In both these sets of experiments the assay is rather indirect since the formation of axial structures in Einsteckung experiments involves participation by both the graft and the host tissue, and requires some further inductive signals from the host. However for both XlHboxó and Xhox-3 there is a prima facie case that the genes are involved in anteroposterior specification. In neither case does overexpression in isolated caps result in mesoderm formation so they seem to be controlling positional coding rather than tissue type. Both are activated by FGF but we do not know how direct this relationship is, and it is possible that there are other intervening genes to be discovered.

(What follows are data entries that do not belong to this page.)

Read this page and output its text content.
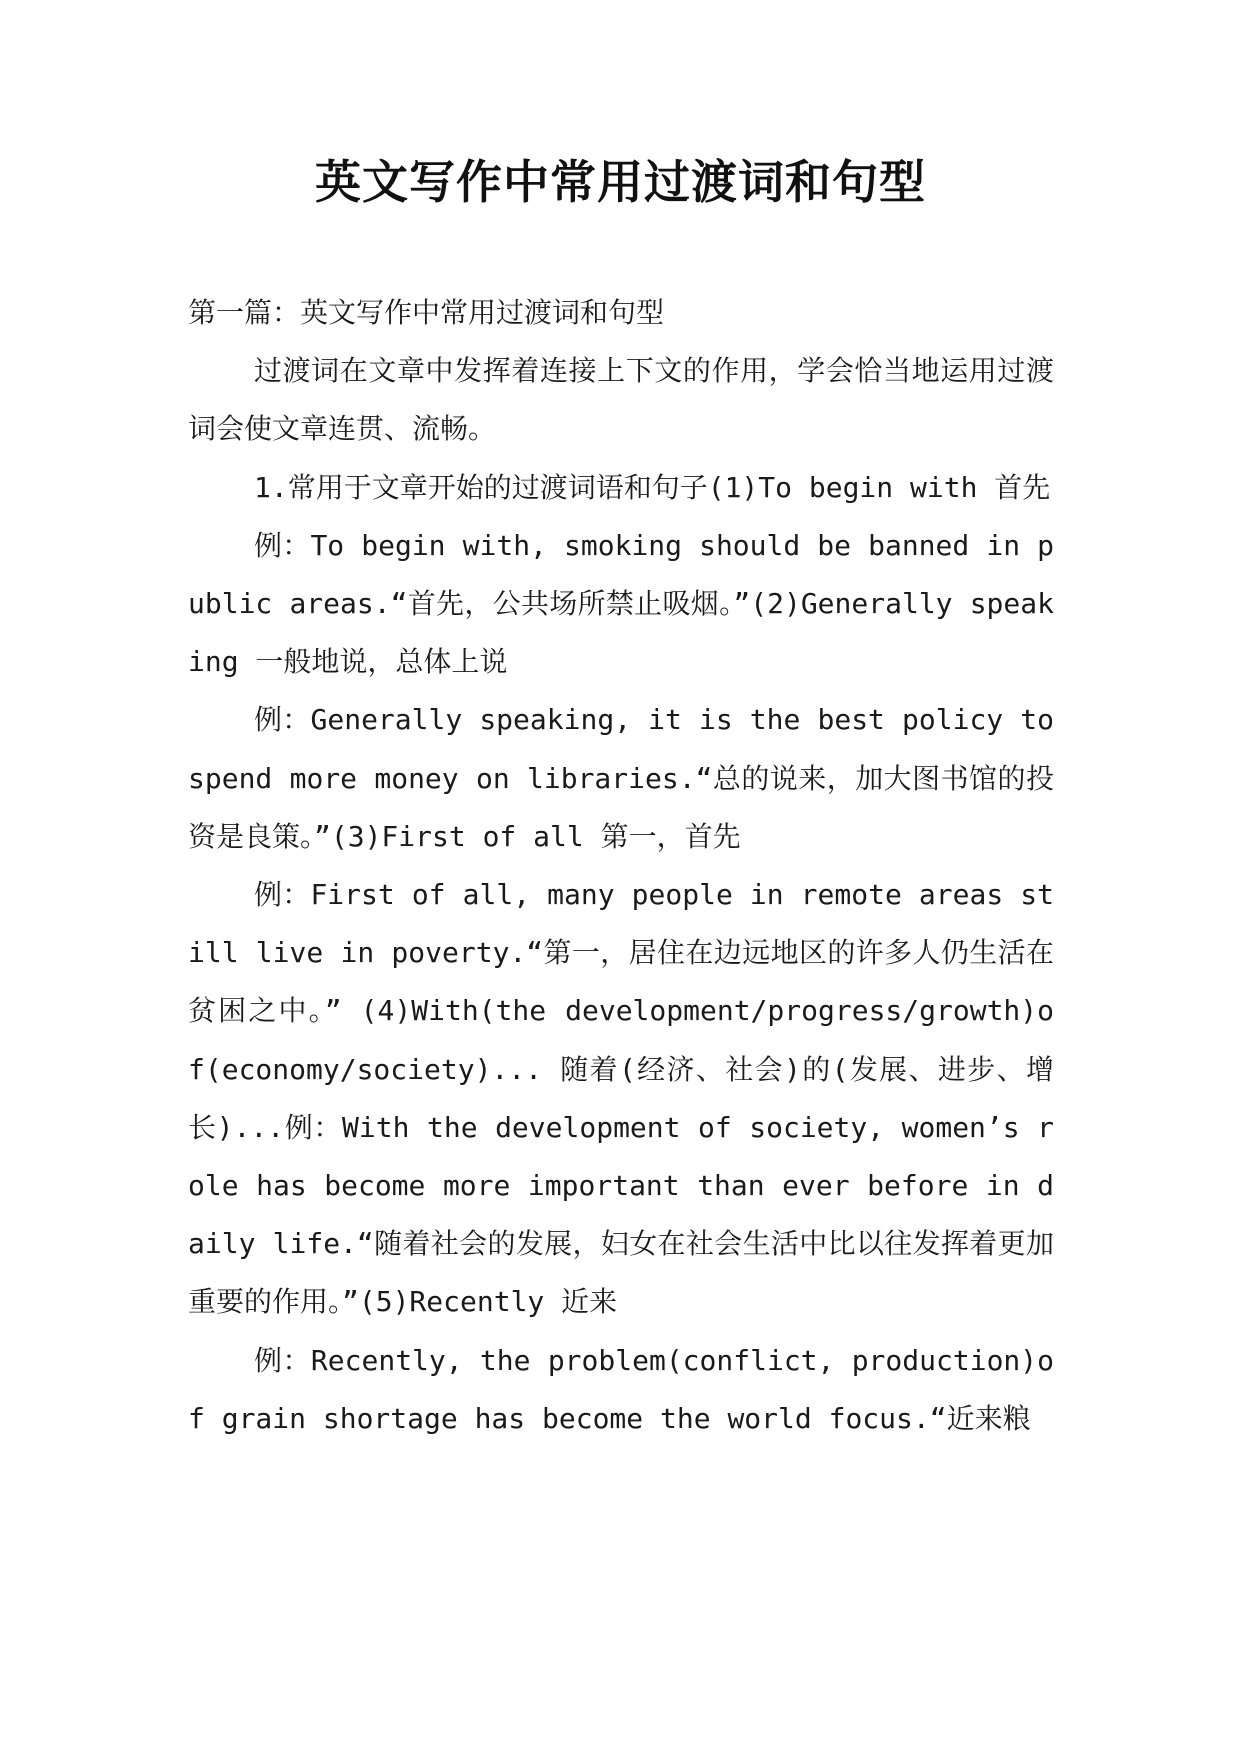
英文写作中常用过渡词和句型

第一篇：英文写作中常用过渡词和句型

过渡词在文章中发挥着连接上下文的作用，学会恰当地运用过渡词会使文章连贯、流畅。

1.常用于文章开始的过渡词语和句子(1)To begin with 首先

例：To begin with, smoking should be banned in public areas.“首先，公共场所禁止吸烟。”(2)Generally speaking 一般地说，总体上说

例：Generally speaking, it is the best policy to spend more money on libraries.“总的说来，加大图书馆的投资是良策。”(3)First of all 第一，首先

例：First of all, many people in remote areas still live in poverty.“第一，居住在边远地区的许多人仍生活在贫困之中。” (4)With(the development/progress/growth)of(economy/society)... 随着(经济、社会)的(发展、进步、增长)...例：With the development of society, women’s role has become more important than ever before in daily life.“随着社会的发展，妇女在社会生活中比以往发挥着更加重要的作用。”(5)Recently 近来

例：Recently, the problem(conflict, production)of grain shortage has become the world focus.“近来粮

An experiment that directly addresses the role of the FGF family was performed by Amaya et al. (1991). They made a version of the FGF receptor lacking the cytoplasmic domain. This forms unproductive dimers with the endogenous receptor and prevents response to exogenous FGF Overexpression of this construct in intact embryos should theoretically lead to failure of those processes that depend on any member of the FGF family. Although a detailed study of the morphology of the affected embryos has not yet been published, it seems that they have less mesoderm than expected, the dorsoventral arrangement of tissues is deranged, and they may lack posterior parts of the axis.
If we put together the expression patterns reported above with the functional experiments reviewed in the present section, it does look rather probable that, in addition to their involvement in mesoderm induction, an important role of the FGF family is concerned with anteroposterior specification. One possibility is that the FGFs are posterior morphogens and that a gradient is set up by secretion from the blastopore lip region. XlHboxó and Xhox3 and probably other genes as well would then be turned on above a certain concentration threshold and they would be responsible for activating the appropriate terminal differentiation genes for the trunk and tail. Another possibility is that the FGF type factors are permissive for the maintenance of an uncommitted state, and that once cells leave the blastopore lip region, or later the tailbud, they become specified by reference to other signals. In either case it is likely that we shall have to contend with a certain redundancy of function since at least eFGF and int-2, which have overlapping biological activities, are expressed in a very similar tight zone in the posterior.